The closure of the Strait of Hormuz is the beginning of a systemic agrifood shock that could trigger a severe global food price crisis within six to 12 months, the Food and Agriculture Organization of the United Nations (FAO) has warned.

“The window for preventive action is closing quickly,” FAO Chief Economist Maximo Torero said in a podcast published on Wednesday. Decisions taken now by farmers and governments on fertiliser use, imports, financing and crop choices will determine whether the crisis materialises, he said.

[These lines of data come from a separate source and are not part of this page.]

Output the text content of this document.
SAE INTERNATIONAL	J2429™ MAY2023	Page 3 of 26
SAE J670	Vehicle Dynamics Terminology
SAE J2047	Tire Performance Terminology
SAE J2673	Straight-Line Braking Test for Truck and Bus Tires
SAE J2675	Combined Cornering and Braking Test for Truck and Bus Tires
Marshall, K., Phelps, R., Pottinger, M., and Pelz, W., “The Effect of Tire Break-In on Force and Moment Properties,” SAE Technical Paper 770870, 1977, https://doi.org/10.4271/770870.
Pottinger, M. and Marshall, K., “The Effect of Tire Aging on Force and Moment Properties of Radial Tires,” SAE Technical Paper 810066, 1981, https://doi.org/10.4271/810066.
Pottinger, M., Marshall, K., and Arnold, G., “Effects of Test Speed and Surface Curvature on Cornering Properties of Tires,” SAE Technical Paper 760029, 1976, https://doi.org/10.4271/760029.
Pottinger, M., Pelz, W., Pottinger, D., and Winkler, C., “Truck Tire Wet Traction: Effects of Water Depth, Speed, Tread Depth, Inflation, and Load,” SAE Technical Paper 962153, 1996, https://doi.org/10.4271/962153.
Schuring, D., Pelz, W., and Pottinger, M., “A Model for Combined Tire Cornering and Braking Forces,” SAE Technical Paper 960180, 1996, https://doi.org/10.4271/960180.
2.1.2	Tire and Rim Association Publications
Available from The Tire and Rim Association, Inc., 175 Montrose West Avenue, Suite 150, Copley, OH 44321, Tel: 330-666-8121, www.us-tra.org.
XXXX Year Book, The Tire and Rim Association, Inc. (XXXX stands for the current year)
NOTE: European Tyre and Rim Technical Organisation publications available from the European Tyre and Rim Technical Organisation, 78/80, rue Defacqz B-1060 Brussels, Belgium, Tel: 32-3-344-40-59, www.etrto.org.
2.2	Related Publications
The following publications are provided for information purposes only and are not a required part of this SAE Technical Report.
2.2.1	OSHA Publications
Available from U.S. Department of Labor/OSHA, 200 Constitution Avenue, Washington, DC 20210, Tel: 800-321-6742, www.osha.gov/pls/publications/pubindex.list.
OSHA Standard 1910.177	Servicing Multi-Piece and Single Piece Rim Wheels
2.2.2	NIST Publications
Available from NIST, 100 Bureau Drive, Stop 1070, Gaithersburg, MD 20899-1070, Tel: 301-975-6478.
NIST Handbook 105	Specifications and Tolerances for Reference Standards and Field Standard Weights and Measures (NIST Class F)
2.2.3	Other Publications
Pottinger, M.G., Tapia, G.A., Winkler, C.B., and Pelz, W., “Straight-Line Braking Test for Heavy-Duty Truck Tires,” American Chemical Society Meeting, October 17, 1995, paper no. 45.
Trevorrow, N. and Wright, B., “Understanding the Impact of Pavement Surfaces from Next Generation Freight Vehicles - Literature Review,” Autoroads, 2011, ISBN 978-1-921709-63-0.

The FAO Food Price Index, which tracks monthly changes in international prices of a basket of globally traded food commodities, rose for a third consecutive month in April. The agency said the shock is unfolding in stages: energy, then fertiliser, then seeds, then lower yields, then commodity prices, then food inflation.

Mitigating the impact will require shifting trade to alternative land and sea routes via the eastern Arabian Peninsula, western Saudi Arabia and the Red Sea, said David Laborde, Director of FAO’s Agrifood Economics Division. But those routes have limited capacity, making it critical for major producers to avoid export restrictions. The situation could worsen with the onset of El Niño, which is expected to disrupt rainfall patterns in several regions.

FAO’s short-term policy menu includes securing alternative corridors, avoiding bans on energy, fertiliser and input exports, exempting food aid from trade curbs, promoting cereal-legume intercropping to reduce nitrogen demand, activating social protection programmes, and avoiding blanket subsidies that create fiscal pressure.

The warning has direct exposure for Sri Lanka. Fertiliser landed prices for the next shipment have already moved from $650/MT to $800/MT, importers have warned that retail sugar, dhal and rice prices are climbing on the back of currency depreciation, and Hormuz disruption has now reached consumer markets as far away as Kenya. Torero said governments, international financial institutions, the private sector, UN agencies and research centres need to coordinate now to lift “absorption capacity” before the price wave fully lands.